En Argentina no tienen por qué ser sólo gubernamentales los debates para la mejora del pais; pero esos espacios de negociación y recuperación de la moneda y la confianza.
El problema no es económico. Las soluciones dependen de la política: establecer los incentivos para ingresar en ese sendero sustentable es función de batallas políticas, legales, estatales, sociales, en relación a las que la economía es variable dependiente. Y no sabemos -seamos francos; ningún argentino lo sabe- cómo extraer de nuestro propio seno social y político las energías necesarias para superar el desafío.
El problema no es nuevo. Guillermo O’ Donnell acuñó la expresión “empate hegemónico”: ningún sector social tiene fuerza suficiente para constituirse en “hegemónico”, porque es frenado por los otros. Julio Olivera destacó la tensión dilemática entre “tipo de cambio de mercado” y “tipo de cambio social”. Tulio Halperín Donghi entrevió a “la Argentina en el callejón” sin vislumbrar salida. Juan Sourrouille analizó, con Richard Mallon, la economía “de una sociedad conflictiva”.
Asombroso: estas interpretaciones tienen ya cuatro décadas. Mientras, pagamos un precio exorbitante para entender que los “tiranos honrados” o los “déspotas ilustrados” son delirios, pero todavía creemos en ilusiones tecnocráticas, en magos-economistas, en un gobierno que lo arregle todo, en Vaca Muerta o en una lluvia de inversiones.
La última ilusión antipolítica es la lucha contra la corrupción. Los argentinos creemos que acabando la corrupción y la política el país se pone de pie. Nos quejamos en mexicano: “Siempre caigo en los mismos errores”. ¿Cómo no vamos a caer en los mismos errores si los problemas siguen siendo los mismos y no encontramos el poder democrático para encararlos?
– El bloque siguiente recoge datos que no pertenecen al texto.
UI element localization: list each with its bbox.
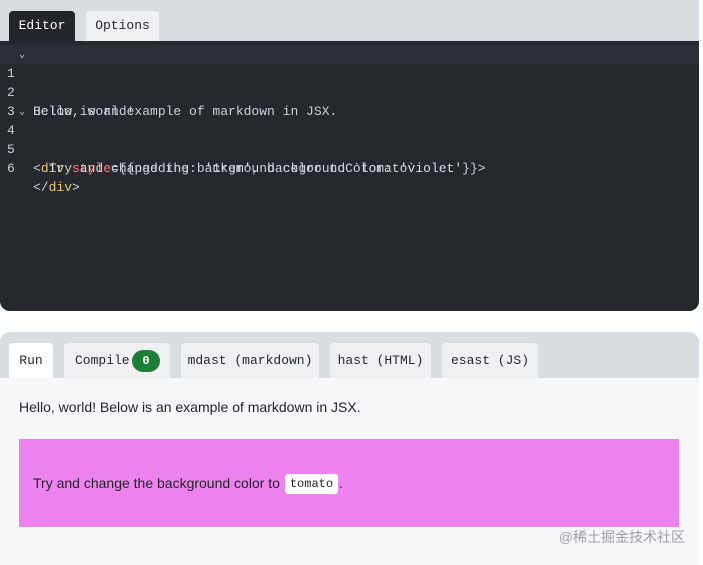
styled-div-text: Try and change the background color to t… [33, 439, 343, 527]
error-count-badge: 0 [132, 350, 160, 372]
fold-toggle-icon[interactable]: ⌄ [19, 46, 25, 65]
preview-paragraph: Hello, world! Below is an example of mar… [19, 399, 361, 415]
code-line-4[interactable]: 4 ⌄ <div style={{padding: '1rem', backgr… [0, 102, 699, 176]
watermark-text: @稀土掘金技术社区 [558, 529, 685, 545]
code-line-3[interactable]: 3 [0, 83, 699, 119]
tab-options[interactable]: Options [86, 11, 159, 41]
code-line-5[interactable]: 5 Try and change the background color to… [0, 121, 699, 176]
code-token: > [72, 180, 80, 195]
code-line-2[interactable]: 2 Below is an example of markdown in JSX… [0, 64, 699, 119]
box-text-after: . [339, 475, 343, 491]
tab-hast[interactable]: hast (HTML) [330, 343, 431, 378]
code-line-1[interactable]: 1 ⌄ Hello, world! [0, 45, 699, 119]
code-text: Try and change the background color to `… [33, 161, 424, 176]
inline-code-tomato: tomato [284, 474, 339, 495]
code-editor[interactable]: 1 ⌄ Hello, world! 2 Below is an example … [0, 41, 699, 311]
code-token: }}> [462, 161, 486, 176]
editor-panel: Editor Options 1 ⌄ Hello, world! 2 Below… [0, 0, 699, 311]
output-tabbar: Run Compile 0 mdast (markdown) hast (HTM… [0, 332, 699, 378]
code-text: </div> [33, 178, 80, 197]
tab-mdast[interactable]: mdast (markdown) [181, 343, 319, 378]
tab-run[interactable]: Run [9, 343, 53, 378]
fold-toggle-icon[interactable]: ⌄ [19, 103, 25, 122]
output-panel: Run Compile 0 mdast (markdown) hast (HTM… [0, 332, 699, 565]
code-token: </ [33, 180, 49, 195]
tab-compile[interactable]: Compile 0 [64, 343, 170, 378]
styled-div-box: Try and change the background color to t… [19, 439, 679, 527]
code-line-6[interactable]: 6 </div> [0, 140, 699, 195]
tab-esast[interactable]: esast (JS) [442, 343, 538, 378]
editor-tabbar: Editor Options [0, 0, 699, 41]
rendered-preview: Hello, world! Below is an example of mar… [0, 378, 699, 565]
box-text-before: Try and change the background color to [33, 475, 284, 491]
tab-compile-label: Compile [75, 353, 130, 368]
code-token-tag: div [48, 180, 73, 195]
line-number: 6 [7, 161, 15, 176]
tab-editor[interactable]: Editor [9, 11, 75, 41]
Paga bien acusar de incompetencia a los políticos, de egoísmo a los empresarios, de obcecación a los sindicalistas, de fanatismo a los líderes sociales, de clericalismo cerril a los sacerdotes. Acusaciones no infundadas del todo, a las que agregaría la desaforada soberbia de “muches” intelectuales, periodistas, economistas. Desesperados por ofrecer una solución, simplificamos engañosamente el problema. No aclares que oscurece.
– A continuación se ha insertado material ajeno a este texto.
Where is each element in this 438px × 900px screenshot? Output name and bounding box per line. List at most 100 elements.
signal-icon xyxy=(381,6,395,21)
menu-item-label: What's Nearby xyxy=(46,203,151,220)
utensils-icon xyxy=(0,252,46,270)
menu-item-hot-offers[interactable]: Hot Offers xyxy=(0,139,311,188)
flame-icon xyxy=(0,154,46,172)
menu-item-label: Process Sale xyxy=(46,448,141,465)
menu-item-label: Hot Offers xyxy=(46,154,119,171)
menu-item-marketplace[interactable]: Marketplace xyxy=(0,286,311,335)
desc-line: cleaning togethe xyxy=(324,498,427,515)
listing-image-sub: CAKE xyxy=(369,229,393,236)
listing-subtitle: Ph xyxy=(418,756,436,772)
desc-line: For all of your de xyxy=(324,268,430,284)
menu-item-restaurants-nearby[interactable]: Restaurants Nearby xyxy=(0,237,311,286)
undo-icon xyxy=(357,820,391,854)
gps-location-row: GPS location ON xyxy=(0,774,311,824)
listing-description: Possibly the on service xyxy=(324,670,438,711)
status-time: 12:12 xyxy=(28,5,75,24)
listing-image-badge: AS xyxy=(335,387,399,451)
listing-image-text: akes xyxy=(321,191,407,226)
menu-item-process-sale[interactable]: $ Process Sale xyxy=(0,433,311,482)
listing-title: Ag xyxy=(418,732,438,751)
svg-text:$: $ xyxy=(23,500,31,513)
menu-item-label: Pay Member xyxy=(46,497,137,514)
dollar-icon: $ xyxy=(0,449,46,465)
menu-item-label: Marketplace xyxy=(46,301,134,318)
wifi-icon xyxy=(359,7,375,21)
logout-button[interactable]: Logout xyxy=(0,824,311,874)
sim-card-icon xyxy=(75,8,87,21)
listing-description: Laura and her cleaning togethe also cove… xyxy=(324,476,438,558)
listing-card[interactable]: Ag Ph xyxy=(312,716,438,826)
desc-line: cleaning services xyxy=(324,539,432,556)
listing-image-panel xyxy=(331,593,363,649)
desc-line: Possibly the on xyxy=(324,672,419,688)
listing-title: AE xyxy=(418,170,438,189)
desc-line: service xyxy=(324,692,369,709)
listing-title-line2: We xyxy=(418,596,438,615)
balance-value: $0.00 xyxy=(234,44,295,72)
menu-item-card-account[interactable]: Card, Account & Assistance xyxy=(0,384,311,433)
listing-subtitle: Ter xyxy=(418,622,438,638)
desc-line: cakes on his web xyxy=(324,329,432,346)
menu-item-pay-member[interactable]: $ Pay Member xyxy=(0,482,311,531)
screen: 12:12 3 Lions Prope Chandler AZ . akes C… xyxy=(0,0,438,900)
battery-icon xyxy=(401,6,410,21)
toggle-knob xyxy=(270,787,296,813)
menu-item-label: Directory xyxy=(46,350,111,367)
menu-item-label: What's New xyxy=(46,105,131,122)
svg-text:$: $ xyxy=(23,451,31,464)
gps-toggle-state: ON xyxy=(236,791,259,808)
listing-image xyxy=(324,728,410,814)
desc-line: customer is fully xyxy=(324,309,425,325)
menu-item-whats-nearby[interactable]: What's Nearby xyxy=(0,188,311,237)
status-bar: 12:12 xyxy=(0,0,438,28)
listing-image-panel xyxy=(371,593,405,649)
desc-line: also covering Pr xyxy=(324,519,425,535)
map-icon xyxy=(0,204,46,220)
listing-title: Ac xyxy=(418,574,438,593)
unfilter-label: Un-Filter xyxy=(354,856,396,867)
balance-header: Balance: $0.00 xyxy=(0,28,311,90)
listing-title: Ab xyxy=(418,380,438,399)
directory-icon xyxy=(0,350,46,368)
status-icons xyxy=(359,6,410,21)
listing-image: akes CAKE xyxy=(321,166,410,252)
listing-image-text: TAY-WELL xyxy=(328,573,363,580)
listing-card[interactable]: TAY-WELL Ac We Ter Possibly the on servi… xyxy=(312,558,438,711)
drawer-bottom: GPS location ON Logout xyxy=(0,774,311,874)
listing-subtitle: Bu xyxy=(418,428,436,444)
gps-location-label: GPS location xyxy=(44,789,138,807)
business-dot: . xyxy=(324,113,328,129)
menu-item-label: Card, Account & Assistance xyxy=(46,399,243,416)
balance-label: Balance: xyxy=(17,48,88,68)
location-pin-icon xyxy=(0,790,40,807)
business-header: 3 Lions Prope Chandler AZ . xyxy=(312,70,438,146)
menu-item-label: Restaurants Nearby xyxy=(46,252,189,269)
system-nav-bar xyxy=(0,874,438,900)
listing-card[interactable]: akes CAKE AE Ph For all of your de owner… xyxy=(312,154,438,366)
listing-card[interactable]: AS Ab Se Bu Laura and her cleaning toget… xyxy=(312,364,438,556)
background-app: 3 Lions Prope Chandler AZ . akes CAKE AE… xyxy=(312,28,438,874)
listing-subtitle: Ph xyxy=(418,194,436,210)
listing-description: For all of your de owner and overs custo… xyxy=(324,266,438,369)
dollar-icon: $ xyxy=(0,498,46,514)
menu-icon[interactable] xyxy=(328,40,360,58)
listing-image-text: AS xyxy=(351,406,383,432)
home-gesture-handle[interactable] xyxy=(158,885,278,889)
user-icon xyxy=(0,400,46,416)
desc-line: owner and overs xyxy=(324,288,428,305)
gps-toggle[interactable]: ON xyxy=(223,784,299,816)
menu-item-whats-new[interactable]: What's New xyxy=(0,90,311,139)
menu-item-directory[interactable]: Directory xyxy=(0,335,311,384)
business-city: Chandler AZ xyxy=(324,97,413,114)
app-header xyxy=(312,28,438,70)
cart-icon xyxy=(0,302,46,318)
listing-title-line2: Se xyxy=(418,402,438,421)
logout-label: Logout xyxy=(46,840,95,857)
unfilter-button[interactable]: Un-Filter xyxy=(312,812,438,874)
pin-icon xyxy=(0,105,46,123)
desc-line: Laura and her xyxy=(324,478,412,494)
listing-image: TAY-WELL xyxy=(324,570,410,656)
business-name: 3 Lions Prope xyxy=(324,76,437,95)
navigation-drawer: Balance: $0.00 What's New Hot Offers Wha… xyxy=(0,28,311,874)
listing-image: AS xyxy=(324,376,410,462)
Cierto que hubo y hay intentos de modernización capitalista. Para escándalo de tirios y troyanos diré que fue el caso con Frondizi, Alfonsín, Menem y Macri. Pero mejor examinar distintos senderos que podrían explorarse para cerrar exitosamente la brecha de capacidades políticas y sociales.
Paradójicamente, cuando más precisamos de la política, más descreemos de ella. El primer paso debería ser reconstruir, vía interlocución, el vínculo entre liderazgos políticos y la sociedad, que está roto, minado por la desconfianza.